In a large bowl, combine the meat, egg, sauces, spices, and vegetables with your hands until well mixed. If the meat mixture feels too gooey, put it into the fridge to chill for 10 to 15 minutes.
Preheat the grill to 400°F, prepare for indirect grilling.
Divide the meat mixture evenly into 3 to 4 mini loaf pans. Place the meatloaves onto the “cool” side of the grill and grill bake them for 20 minutes.
While the meatloaves are cooking, boil and mash the potatoes. I recommend using a potato ricer to get really smooth potatoes. Add the cheese and butter and milk, garlic and green onion. Spoon the potatoes into a piping bag with a large star tip.
At the 20 minute mark, remove the meatloaves from the grill.
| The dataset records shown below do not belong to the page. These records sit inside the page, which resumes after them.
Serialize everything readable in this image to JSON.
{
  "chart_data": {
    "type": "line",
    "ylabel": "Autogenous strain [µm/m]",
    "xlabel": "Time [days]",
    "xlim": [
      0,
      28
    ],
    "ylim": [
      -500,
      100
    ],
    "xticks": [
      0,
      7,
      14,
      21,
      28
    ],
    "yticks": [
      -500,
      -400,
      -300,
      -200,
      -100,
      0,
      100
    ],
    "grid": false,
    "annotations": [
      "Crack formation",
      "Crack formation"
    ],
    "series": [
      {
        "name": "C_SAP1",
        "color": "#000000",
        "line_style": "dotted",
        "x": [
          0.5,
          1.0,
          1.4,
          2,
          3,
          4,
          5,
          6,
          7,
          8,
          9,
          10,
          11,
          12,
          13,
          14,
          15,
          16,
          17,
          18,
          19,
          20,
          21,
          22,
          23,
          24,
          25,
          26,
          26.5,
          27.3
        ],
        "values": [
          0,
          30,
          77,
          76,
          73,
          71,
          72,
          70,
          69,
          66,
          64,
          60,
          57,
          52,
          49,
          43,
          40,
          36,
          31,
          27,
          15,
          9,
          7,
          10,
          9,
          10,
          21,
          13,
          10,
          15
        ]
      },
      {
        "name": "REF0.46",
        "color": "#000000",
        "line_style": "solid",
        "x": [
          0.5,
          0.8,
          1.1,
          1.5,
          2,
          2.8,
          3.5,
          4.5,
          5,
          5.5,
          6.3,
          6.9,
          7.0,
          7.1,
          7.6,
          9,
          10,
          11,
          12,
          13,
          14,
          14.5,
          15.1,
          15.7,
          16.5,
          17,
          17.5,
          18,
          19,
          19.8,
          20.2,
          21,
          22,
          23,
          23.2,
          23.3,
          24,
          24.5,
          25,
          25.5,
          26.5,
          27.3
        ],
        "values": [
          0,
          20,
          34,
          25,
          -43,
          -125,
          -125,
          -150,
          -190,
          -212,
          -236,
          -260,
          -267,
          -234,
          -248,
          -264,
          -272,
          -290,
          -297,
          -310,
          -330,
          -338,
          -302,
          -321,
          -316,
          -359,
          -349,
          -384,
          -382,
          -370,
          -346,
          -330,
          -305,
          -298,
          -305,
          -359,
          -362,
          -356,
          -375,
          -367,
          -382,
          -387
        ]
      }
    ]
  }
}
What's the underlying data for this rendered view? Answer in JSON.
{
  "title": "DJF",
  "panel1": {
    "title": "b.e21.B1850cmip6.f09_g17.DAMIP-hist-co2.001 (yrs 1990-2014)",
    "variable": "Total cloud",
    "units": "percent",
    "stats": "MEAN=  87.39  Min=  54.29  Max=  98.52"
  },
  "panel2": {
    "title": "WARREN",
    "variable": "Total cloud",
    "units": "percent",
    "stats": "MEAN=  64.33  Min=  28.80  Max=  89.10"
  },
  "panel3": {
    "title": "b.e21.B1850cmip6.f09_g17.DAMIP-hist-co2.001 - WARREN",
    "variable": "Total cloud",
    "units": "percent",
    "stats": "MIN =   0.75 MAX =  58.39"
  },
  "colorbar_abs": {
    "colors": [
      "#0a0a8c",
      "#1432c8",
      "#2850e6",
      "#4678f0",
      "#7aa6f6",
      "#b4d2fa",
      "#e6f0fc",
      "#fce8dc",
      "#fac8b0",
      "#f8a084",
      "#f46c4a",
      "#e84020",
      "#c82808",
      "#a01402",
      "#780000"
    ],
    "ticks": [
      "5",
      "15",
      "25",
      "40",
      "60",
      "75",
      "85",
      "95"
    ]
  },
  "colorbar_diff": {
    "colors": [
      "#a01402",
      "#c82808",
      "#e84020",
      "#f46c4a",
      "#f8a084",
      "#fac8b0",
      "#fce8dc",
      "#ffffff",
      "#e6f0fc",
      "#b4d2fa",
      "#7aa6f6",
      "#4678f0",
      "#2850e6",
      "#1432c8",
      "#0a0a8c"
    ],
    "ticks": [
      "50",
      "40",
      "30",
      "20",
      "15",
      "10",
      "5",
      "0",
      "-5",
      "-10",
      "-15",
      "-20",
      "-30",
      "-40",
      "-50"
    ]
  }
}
Pour the meat drippings that have gathered so far, carefully into a saucepan.
Pipe the mashed potato mixture over the tops of the meatloaves and place them back on the grill to bake for another 10 to 20 minutes, or until a meat thermometer reads 160°F.
While the meatloaves are finishing up, warm the pan drippings that you put into a saucepan over medium-low heat. Add just enough flour to make a paste (you may need more or less flour), then add the beef stock a little at a time, until you have a perfect gravy.
Remove the mini meatloaves from the grill when they are done, and serve with gravy.